Hunt for the Wilderpeople est donc une belle surprise, avec une mise en scène agréable et un scénario qui nous tient en haleine. L’histoire est particulièrement bien narrée et mêlant avec cohérence différents genres : la comédie, le conte, le road-movie, voire même le film d’action avec la scène de la course-poursuite. Surtout, on sera étonné par les différentes émotions que ce film nous procure. On s’attend à voir un film tout mignon et léger, on pense même à une vague de films du même type pour enfants des années 1980 voire même 1990 (le film faisant de nombreuses références à ces périodes). Certes, il est effectivement très divertissant et particulièrement bien rythmé. Cela est rare quand je n’ai pas envie qu’un film se termine ! Et je me suis également bien marrée : les personnages sont loufoques (mais cela ne paraît pas superficiel, encore une fois, par rapport à sa structure, ce choix a du sens) et Ricky, qui nage parfois en plein délire en se prenant pour un personnage de film, a le sens de la punchline. Cela dit, ce film surprend par sa noirceur et surtout est réellement émouvant. Il aurait pu être niais, ce n’est pas du tout le cas. Le film est aussi honnête sur différents points. Honnête d’un côté parce qu’on sent l’implication et la sincérité du réalisateur dans l’adaptation de ce roman très connu en Nouvelle-Zélande. ! D’un autre côté, il l’est aussi parce qu’il ne ment pas aux spectateurs. Le long-métrage a beau être coloré et être folklorique dans tous les sens du terme, Taika Waititi ne cherche pas à épargner totalement le sort des personnages. Enfin, Hunt for the Wilderpeople est servi par un formidable casting. Julian Dennison, qui incarne le petit Ricky, est une véritable révélation. Il est si drôle, attachant et touchant ! Sam Neill est également remarquable dans le rôle de Hector, ce bourru analphabète au grand coeur. De plus, le duo entre Dennison et Neill fonctionne à merveille ! Les seconds rôles, que ce soit Rhys Darby (que j’avais découvert dans la géniale série Flight of the Conchords) en Psycho Sam ou encore Rachel House (récemment au casting de voix du Disney Vaiana) en travailleuse de la DASS obsédée par son objectif quitte à se prendre pour un flic américain.

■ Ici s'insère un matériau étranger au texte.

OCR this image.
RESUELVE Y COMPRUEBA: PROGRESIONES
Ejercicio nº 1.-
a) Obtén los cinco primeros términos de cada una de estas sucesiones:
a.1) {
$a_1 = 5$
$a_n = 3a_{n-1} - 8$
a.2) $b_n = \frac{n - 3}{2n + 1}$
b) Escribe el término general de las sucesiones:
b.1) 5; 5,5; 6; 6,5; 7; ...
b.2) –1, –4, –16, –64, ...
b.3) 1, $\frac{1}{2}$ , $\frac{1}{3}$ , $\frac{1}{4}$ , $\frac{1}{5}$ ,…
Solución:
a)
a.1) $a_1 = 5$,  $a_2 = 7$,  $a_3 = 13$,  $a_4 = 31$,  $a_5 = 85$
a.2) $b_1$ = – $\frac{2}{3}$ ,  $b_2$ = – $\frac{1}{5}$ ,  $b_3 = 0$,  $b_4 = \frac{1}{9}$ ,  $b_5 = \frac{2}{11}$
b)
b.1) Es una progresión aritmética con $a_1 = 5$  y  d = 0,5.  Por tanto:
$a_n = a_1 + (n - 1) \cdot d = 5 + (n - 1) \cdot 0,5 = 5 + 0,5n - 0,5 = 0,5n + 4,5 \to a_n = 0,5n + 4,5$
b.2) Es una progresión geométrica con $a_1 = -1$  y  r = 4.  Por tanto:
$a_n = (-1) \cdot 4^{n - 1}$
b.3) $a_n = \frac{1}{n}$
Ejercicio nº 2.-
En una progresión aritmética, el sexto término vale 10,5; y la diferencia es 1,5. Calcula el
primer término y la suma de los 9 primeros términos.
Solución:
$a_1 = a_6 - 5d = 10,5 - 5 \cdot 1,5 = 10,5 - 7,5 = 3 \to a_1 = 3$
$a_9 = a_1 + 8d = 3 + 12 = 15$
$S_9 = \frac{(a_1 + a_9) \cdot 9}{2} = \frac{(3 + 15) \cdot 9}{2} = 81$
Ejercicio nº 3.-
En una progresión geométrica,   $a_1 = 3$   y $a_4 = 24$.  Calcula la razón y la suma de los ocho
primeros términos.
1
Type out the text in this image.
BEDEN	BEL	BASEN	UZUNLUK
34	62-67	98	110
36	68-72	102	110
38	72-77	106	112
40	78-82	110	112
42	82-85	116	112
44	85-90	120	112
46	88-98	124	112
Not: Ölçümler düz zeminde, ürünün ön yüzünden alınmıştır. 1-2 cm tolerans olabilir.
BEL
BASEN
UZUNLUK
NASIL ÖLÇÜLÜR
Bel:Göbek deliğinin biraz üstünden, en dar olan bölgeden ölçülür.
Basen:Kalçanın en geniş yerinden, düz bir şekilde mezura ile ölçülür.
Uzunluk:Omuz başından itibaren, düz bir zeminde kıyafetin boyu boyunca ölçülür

Hunt For The Wilderpeople : Photo Julian Dennison, Sam Neill

Hippocrate

réalisé par Thomas Lilti

avec Vincent Lacoste, Reda Kateb, Jacques Gamblin, Marianne Denicourt, Félix Moati, Carole Franck, Philippe Rebbot…

Comédie dramatique française. 1h42. 2014.

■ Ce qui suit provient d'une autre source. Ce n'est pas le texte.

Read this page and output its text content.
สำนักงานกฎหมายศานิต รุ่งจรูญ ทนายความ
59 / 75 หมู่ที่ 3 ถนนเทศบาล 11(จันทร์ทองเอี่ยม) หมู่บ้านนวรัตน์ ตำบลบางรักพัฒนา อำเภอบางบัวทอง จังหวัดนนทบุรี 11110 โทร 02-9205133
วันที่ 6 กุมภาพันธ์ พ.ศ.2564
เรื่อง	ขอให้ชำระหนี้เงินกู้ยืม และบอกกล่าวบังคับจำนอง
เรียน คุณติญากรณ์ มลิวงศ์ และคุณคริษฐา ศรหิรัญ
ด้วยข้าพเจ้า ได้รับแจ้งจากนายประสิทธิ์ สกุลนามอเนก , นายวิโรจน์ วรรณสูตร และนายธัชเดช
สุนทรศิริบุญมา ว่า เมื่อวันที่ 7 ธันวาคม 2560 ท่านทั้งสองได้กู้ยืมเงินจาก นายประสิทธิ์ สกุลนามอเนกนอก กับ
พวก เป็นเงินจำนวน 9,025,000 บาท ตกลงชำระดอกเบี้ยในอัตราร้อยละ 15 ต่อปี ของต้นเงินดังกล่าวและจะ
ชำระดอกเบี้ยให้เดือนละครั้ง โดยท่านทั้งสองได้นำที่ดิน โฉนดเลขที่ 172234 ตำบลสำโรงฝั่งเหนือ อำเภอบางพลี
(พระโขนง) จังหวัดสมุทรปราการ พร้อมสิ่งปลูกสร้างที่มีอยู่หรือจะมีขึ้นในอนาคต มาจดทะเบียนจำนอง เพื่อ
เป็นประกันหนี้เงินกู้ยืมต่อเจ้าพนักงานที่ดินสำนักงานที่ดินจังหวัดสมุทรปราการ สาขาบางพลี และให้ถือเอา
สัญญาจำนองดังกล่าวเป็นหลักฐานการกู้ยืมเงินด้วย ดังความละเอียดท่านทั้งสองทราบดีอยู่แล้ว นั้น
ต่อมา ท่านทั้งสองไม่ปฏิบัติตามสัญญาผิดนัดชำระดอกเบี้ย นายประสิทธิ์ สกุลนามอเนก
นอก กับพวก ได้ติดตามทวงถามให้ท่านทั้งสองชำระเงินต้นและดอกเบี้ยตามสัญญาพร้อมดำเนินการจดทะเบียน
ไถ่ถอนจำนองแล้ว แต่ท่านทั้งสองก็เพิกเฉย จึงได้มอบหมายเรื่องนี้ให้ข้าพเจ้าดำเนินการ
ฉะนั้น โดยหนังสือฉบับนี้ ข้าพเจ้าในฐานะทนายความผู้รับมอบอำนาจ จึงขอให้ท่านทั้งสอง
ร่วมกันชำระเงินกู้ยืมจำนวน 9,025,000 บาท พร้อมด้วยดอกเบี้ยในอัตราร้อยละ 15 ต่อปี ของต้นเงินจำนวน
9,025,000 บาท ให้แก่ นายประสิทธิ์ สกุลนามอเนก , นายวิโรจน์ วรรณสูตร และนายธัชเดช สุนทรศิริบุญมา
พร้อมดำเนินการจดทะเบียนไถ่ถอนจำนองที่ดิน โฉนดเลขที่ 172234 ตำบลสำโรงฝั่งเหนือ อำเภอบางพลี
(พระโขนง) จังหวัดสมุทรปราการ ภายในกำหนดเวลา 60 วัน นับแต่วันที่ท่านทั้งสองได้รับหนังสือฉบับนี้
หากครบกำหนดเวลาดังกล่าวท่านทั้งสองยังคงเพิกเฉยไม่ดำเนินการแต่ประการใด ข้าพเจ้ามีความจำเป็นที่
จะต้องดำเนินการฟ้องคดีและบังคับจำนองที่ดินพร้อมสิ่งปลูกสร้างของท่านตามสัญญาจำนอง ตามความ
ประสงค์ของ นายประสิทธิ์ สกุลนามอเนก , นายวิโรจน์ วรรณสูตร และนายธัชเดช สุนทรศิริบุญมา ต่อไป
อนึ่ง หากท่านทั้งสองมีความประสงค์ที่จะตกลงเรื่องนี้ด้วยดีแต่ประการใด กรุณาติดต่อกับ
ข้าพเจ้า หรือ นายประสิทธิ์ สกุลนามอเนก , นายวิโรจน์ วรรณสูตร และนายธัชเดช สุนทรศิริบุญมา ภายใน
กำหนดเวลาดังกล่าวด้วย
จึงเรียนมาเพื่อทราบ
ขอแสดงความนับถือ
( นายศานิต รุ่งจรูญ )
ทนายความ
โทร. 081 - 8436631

sortie française : 3 septembre 2014

Movie Challenge 2017 : Un film engagé

Benjamin va devenir un grand médecin, il en est certain. Mais pour son premier stage d’interne dans le service de son père, rien ne se passe comme prévu. La pratique se révèle plus rude que la théorie. La responsabilité est écrasante, son père est aux abonnés absents et son co-interne, Abdel, est un médecin étranger plus expérimenté que lui. Benjamin va se confronter brutalement à ses limites, à ses peurs, celles de ses patients, des familles, des médecins, et du personnel. Son initiation commence.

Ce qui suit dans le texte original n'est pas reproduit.